Se il mistero dell’umana redenzione inizia pienamente nella Pasqua di risurrezione del Signore, Maria, la donna gloriosa degli inizi e aurora della salvezza, quale ruolo svolge in questo nuovo e definitivo evento? Quello della nuova Eva: Madre del nuovo Adamo nel suo natale e « socia generosa » del Redentore (cf LG 61) nel triduo santo, allorché accompagna e condivide il sacrificio del Figlio per «il riscatto dell’umana famiglia» (cf Prefazio, Collectio Missarum BVM 12). La nascita di Gesù capo a Betlemme guarda alla Pasqua, quando la maternità della Vergine si estende alle membra del corpo ecclesiale del Figlio e all’umanità intera; si manifesta pienamente nella Veglia pasquale e si prolunga nella Chiesa nascente riunita nel Cenacolo. Non senza fondamento omelie pasquali dei Padri parlano della Madre presente alla risurrezione del Figlio. Libri liturgici antichi riportano riferimenti mariani nella notte di Pasqua e nel Tempo pasquale. La Chiesa di Roma prevede la venerazione di lei nel triduo, nella Veglia pasquale e il giorno di Pasqua.
1. Madre del Cristo totale. Proprio a Pasqua si ha la manifestazione concreta della maternità divina della Vergine estesa alla totalità del corpo di Cristo. L’Angelo della risurrezione annuncia alle donne: «Voi cercate Gesù Nazareno, il crocifisso! » (Mc 16,6), ossia l’annunciato a Maria, il « nato santo » dalla Vergine (cf Lc 1,35). Ma ora l’annuncio pasquale comprende anche i discepoli, ricevuti da Maria come figli presso la croce e « rinati santi » nel battesimo la notte di Pasqua. Ma Gesù risorto è apparso alla Madre? La Madre ha visto il Figlio risorto? Presente al Calvario, ella è presente anche nella notte della risurrezione?
Il celebre biblista Marie-Joseph Lagrange (+1938), in sintonia con molti Padri della Chiesa e altrettanti studiosi contemporanei, osserva: «La pietà dei figli della Chiesa ha la certezza che Cristo risorto apparve prima alla sua santissima Madre… Maria appartiene a un ordine trascendente dove è associata come madre alla paternità divina su Gesù». San Luigi Maria di Montfort (+1716) spiega: «Ogni vero figlio della Chiesa deve avere Dio per padre e Maria per madre » (Segreto di Maria, 11), poiché «il capo e le membra nascono da una stessa Madre» (Trattato della vera devozione a Maria, 32).
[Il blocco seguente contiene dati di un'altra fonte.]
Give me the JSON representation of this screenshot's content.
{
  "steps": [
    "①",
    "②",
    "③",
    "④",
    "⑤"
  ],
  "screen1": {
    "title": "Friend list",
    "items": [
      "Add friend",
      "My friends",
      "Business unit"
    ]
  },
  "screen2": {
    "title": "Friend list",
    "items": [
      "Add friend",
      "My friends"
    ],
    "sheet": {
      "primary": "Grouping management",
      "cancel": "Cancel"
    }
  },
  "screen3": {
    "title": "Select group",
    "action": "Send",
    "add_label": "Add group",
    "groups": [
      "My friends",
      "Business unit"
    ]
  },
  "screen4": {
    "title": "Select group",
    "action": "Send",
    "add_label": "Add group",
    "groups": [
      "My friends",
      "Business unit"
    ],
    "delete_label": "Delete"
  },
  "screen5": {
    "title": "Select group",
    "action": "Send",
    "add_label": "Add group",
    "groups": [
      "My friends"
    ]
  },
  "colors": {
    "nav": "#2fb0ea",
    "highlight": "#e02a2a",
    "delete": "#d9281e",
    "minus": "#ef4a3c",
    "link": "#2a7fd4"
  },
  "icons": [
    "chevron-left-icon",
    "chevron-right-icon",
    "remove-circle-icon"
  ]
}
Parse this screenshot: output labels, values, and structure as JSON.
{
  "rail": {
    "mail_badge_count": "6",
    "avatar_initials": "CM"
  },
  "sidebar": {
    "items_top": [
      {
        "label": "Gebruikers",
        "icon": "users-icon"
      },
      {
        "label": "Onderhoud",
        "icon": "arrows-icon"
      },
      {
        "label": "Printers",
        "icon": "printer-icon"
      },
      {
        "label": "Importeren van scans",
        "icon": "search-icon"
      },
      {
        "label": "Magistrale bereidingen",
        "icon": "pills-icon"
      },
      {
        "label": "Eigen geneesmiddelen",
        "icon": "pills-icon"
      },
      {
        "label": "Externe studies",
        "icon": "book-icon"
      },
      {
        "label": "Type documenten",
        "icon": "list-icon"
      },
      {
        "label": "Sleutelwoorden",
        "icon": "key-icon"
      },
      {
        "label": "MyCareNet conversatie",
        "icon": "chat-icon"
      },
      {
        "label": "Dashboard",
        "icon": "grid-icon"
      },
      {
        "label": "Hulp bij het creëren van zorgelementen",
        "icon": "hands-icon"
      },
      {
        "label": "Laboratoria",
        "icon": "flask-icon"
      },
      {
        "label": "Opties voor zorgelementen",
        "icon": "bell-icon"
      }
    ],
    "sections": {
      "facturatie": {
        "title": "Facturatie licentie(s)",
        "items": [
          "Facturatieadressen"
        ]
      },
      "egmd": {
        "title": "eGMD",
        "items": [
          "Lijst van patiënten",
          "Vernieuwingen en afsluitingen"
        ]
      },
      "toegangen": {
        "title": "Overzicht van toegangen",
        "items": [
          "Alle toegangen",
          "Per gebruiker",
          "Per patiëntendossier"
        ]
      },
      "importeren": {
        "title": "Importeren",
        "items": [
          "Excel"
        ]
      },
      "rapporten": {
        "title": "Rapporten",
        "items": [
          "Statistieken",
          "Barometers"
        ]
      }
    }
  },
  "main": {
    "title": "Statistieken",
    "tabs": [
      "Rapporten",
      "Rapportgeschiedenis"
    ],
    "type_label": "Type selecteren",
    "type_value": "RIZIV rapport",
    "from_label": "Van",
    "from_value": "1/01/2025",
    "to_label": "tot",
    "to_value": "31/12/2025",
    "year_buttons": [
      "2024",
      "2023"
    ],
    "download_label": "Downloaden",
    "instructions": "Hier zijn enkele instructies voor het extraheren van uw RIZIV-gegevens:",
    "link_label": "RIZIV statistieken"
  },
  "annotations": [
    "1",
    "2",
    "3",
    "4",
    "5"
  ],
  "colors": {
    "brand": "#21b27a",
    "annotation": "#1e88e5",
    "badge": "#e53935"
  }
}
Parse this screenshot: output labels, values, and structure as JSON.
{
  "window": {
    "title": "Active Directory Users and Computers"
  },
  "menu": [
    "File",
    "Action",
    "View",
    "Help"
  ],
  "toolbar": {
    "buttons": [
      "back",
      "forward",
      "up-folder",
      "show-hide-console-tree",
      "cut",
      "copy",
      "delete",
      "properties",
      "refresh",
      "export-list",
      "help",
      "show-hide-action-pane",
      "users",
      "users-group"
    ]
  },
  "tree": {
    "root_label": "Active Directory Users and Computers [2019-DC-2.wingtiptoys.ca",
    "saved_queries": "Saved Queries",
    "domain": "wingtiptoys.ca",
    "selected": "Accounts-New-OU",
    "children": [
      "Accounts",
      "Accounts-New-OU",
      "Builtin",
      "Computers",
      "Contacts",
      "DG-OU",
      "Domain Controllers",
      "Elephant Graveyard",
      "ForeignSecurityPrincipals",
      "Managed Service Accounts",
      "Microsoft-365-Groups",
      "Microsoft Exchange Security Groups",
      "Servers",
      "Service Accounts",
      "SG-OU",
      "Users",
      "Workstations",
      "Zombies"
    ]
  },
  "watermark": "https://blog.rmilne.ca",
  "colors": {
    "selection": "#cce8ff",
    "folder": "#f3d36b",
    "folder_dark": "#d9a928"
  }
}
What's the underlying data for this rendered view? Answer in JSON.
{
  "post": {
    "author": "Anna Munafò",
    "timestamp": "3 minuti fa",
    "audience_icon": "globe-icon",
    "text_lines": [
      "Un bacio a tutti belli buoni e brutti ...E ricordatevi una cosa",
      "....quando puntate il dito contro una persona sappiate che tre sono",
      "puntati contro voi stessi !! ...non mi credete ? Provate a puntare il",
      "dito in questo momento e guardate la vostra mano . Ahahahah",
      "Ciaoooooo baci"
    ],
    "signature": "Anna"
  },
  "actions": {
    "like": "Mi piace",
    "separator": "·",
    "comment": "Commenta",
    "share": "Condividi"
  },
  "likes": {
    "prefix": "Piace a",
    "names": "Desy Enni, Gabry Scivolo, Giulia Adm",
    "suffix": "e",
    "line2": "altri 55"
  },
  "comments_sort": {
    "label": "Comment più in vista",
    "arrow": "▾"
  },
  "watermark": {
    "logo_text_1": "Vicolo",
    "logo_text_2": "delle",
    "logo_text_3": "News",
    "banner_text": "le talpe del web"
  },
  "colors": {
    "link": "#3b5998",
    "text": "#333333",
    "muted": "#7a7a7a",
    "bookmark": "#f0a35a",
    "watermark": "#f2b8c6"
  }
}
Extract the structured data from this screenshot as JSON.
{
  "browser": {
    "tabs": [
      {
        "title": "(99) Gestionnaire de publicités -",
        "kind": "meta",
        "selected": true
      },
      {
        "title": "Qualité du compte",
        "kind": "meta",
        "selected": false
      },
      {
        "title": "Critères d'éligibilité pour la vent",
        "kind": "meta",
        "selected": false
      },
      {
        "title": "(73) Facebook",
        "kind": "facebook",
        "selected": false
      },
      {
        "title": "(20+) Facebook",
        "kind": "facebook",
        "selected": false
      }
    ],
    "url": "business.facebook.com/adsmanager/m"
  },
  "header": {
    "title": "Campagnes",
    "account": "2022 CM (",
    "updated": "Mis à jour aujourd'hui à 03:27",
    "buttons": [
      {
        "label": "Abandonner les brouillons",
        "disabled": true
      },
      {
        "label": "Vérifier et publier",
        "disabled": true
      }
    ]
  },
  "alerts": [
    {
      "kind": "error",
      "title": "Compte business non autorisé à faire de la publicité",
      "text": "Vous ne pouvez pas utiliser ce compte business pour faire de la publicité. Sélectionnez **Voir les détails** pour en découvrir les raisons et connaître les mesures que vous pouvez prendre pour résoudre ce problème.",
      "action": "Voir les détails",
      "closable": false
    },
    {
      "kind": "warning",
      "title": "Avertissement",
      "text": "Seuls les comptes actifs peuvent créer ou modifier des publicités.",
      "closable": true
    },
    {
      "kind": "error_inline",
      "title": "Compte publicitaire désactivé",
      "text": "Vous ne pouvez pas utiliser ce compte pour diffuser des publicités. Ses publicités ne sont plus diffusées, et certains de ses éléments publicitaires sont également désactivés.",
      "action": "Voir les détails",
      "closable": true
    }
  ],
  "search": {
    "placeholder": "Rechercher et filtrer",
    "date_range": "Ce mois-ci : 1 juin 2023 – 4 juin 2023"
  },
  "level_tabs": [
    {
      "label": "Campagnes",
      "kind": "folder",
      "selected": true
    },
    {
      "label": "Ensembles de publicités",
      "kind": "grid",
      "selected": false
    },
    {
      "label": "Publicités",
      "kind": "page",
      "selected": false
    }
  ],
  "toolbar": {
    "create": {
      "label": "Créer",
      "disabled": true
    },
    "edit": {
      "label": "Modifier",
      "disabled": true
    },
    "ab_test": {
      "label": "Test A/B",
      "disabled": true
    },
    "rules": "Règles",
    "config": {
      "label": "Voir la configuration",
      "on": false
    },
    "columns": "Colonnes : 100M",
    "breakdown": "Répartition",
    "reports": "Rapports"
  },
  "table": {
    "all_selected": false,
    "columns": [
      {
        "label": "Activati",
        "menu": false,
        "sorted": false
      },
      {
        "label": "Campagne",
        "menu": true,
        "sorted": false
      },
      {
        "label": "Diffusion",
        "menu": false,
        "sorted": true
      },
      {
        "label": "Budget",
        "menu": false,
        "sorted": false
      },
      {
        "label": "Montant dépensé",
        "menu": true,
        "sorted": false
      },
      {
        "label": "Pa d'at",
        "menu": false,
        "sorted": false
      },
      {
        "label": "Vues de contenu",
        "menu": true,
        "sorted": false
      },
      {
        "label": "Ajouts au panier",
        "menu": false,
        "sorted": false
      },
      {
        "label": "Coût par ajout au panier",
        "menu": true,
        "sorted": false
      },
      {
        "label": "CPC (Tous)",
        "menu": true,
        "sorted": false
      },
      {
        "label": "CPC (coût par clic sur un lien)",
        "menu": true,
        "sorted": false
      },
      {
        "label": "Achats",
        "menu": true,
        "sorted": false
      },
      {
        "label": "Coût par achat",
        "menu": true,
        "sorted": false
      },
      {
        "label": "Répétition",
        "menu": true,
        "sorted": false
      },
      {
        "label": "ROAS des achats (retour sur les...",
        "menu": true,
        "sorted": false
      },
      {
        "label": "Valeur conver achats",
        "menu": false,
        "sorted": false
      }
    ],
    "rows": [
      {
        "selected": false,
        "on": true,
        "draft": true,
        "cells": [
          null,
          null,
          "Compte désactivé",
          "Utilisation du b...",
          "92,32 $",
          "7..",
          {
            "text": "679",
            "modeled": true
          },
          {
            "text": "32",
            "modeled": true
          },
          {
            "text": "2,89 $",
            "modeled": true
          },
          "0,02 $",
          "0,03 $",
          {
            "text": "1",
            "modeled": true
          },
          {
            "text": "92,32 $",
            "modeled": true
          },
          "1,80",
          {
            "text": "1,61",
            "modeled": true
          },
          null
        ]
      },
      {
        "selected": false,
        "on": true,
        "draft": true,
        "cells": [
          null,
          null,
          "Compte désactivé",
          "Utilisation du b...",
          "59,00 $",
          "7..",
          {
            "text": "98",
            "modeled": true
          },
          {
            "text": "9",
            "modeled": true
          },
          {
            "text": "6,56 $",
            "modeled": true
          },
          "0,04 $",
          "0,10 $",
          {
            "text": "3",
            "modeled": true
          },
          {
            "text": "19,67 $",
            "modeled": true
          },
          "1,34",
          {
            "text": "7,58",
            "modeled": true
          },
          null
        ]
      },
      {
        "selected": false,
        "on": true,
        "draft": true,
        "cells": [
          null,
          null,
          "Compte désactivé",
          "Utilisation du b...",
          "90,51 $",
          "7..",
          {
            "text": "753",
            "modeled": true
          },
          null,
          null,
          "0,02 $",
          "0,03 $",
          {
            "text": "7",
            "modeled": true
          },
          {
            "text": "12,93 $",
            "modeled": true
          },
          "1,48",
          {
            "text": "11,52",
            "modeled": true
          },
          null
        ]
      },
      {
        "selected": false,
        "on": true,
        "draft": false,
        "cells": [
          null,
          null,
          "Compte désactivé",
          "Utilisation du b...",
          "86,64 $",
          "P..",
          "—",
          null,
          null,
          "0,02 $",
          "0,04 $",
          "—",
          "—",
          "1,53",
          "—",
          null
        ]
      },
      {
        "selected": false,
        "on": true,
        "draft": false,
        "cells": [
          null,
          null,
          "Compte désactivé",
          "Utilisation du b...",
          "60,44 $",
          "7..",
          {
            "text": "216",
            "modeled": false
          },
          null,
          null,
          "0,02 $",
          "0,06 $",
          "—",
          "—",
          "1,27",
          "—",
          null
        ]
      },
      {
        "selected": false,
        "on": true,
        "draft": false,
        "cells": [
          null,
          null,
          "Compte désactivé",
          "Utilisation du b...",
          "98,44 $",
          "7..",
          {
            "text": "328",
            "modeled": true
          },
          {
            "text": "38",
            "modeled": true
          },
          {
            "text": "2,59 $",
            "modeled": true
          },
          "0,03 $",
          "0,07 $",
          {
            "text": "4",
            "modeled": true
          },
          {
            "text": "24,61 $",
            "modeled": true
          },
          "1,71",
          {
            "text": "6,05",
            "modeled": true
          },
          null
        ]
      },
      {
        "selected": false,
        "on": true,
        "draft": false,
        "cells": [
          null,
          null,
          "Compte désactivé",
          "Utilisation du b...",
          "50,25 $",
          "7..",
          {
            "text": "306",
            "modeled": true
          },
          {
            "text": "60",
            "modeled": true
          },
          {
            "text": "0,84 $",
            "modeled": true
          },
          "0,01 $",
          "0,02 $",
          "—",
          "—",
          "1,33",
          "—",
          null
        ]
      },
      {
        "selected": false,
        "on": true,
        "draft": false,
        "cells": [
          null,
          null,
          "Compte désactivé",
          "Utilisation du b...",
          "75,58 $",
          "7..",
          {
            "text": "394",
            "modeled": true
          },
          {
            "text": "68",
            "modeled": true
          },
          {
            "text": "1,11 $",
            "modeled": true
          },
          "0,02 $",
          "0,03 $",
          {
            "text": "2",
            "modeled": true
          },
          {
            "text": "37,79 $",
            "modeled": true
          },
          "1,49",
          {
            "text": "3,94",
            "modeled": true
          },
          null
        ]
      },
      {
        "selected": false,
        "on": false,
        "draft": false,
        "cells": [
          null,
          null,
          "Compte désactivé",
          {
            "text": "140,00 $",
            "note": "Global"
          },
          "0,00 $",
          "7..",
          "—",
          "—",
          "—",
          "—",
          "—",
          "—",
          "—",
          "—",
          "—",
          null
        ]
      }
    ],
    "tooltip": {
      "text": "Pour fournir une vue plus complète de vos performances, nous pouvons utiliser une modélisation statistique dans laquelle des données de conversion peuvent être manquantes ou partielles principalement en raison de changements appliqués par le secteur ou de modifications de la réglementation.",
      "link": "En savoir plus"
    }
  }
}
Ella a Pasqua è riconosciuta madre del Risorto e dei credenti, colei che accoglie il Figlio e i figli. Ma allora la maternità di Maria è duplice?
2. Madre presso la croce. Come la nuova nascita di Gesù è preludio della sua rinascita a Pasqua, così la maternità di Maria a Betlemme, a Pasqua tende all’universalità, al pari della paternità divina di Dio. Sì! La maternità di Maria è duplice e fondata su un duplice annuncio. Per Giovanni Paolo II la profezia di Simeone nella Presentazione al Tempio: «Anche a te una spada trafiggerà l’anima» (Lc 2,35), è il «secondo annuncio a Maria» (Redemptoris Mater = RM 16), preludio alla sua partecipazione materna alla croce redentiva. Leone XIII (+1903) specifica: «Maria ricevette un duplice annuncio della sua stessa maternità: dall’Angelo, nella casa di Nazaret, e da Gesù, figlio suo, sulla croce [...] Maria accettò ed eseguì di gran cuore le parti di quel singolare ufficio di madre».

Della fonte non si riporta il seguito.